We're probably centuries away from having anything near the technology necessary to terraform a dead planet into a living one. And one thing is certain -- no one is going to make Mars livable just by shooting algae at it. Any algae set loose on the Martian surface would die in seconds. The planet is too cold, and its atmosphere is too thin, never mind all those nasty peroxides in the dust.

As it is, the answer Kilmer and crew discover is just plain silly and raises its own questions.

I might let all these scientific absurdities pass if there were anything else about "Red Planet" to redeem it, but unfortunately there isn't.

What could have been a decent science-fiction film rapidly devolves into just another man-against-nature tale, as most of the crew find themselves stranded on Mars with only a short time to live.

Carrie-Anne Moss, Tom Sizemore, Benjamin Bratt, Simon Baker and Terence Stamp round out the cast.

As in "The Matrix," Moss delivers a performance that blows her leading man off the screen. (Lucky for Kilmer, they spend most of the movie separated.) But her character has little to do but sit in orbit and talk to herself and to engineers back on Earth.

Yet Moss gets off luckier than Stamp.

I'm spoiling nothing by telling you that Stamp's character buys it early on.

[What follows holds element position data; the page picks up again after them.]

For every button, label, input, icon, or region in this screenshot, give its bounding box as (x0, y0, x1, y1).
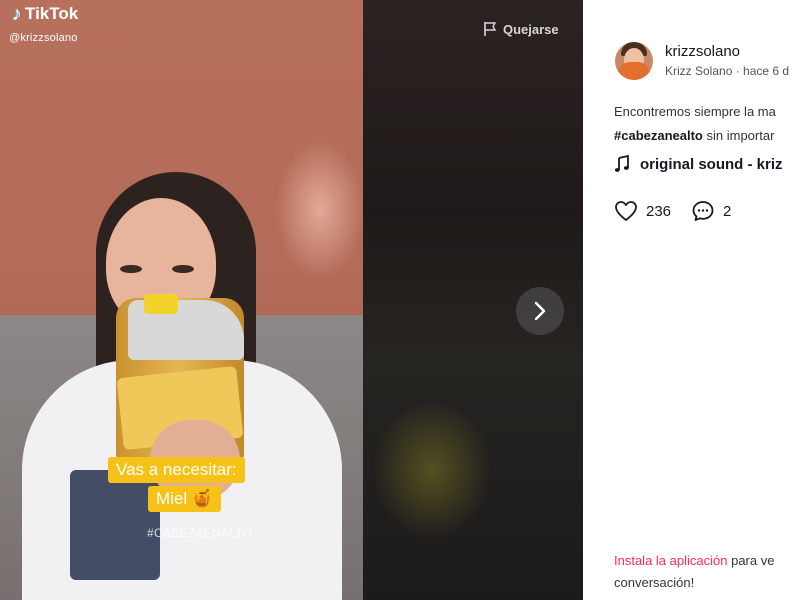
video-player[interactable]: ♪ TikTok @krizzsolano Vas a necesitar: M… (0, 0, 363, 600)
comment-count: 2 (723, 202, 732, 220)
description-line-1: Encontremos siempre la ma (614, 104, 776, 119)
engagement-stats: 236 2 (614, 200, 743, 222)
tiktok-note-icon: ♪ (12, 3, 22, 25)
install-app-link[interactable]: Instala la aplicación (614, 553, 727, 568)
install-line-2: conversación! (614, 575, 695, 590)
post-description: Encontremos siempre la ma #cabezanealto … (614, 100, 800, 148)
sound-name: original sound - kriz (640, 155, 783, 173)
like-count: 236 (646, 202, 672, 220)
description-rest: sin importar (706, 128, 775, 143)
right-eye (172, 265, 194, 273)
install-prompt: Instala la aplicación para ve conversaci… (614, 550, 800, 594)
chevron-right-icon (534, 301, 546, 321)
comment-button[interactable]: 2 (691, 200, 731, 222)
username[interactable]: krizzsolano (665, 43, 740, 60)
left-eye (120, 265, 142, 273)
like-button[interactable]: 236 (614, 200, 671, 222)
report-label: Quejarse (503, 21, 559, 37)
hashtag-link[interactable]: #cabezanealto (614, 128, 703, 143)
comment-icon (692, 201, 714, 221)
post-info-panel: krizzsolano Krizz Solano · hace 6 d Enco… (583, 0, 800, 600)
next-video-button[interactable] (516, 287, 564, 335)
caption-line-1: Vas a necesitar: (108, 457, 245, 483)
author-subline: Krizz Solano · hace 6 d (665, 64, 789, 78)
install-line-1-rest: para ve (731, 553, 775, 568)
wall-light-reflection (275, 140, 363, 280)
shirt-print (70, 470, 160, 580)
music-note-icon (614, 155, 629, 172)
flag-icon (484, 22, 497, 36)
time-ago: · hace 6 d (735, 64, 790, 78)
install-line-1: Instala la aplicación para ve (614, 550, 800, 572)
hashtag-overlay: #CABEZAENALTO (147, 526, 253, 540)
avatar[interactable] (615, 42, 653, 80)
sound-link[interactable]: original sound - kriz (614, 155, 783, 173)
display-name: Krizz Solano (665, 64, 733, 78)
report-button[interactable]: Quejarse (483, 21, 559, 37)
caption-line-2: Miel 🍯 (148, 486, 222, 512)
honey-jug-cap (144, 294, 178, 314)
description-line-2: #cabezanealto sin importar (614, 124, 800, 148)
watermark-username: @krizzsolano (9, 32, 78, 44)
tiktok-logo-text: TikTok (25, 4, 79, 23)
heart-icon (615, 201, 637, 221)
tiktok-logo: ♪ TikTok (12, 4, 78, 24)
player-glow (372, 400, 492, 540)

He has "dead man" written all over him from the moment he appears.

As for the rest, they are so utterly forgettable it's impossible to care whether they live or die.

Oh, and then there is AMEE, a dog-like robot who accompanies the crew to Mars and then does what all sci-fi-movie robots do. She malfunctions and goes HAL 9000 on everybody.

Just once I'd like a sci-fi film that reflects reality, where humans kill computers and not the other way around.

Add to this one murderously psychotic crewmember courtesy of central casting (doesn't the space program do psychological evaluations?), and you have a routine, dumb, paint-by-numbers sci-fi flick.

If this is all there is to exploring Mars, it's no wonder we don't seem in any hurry to go.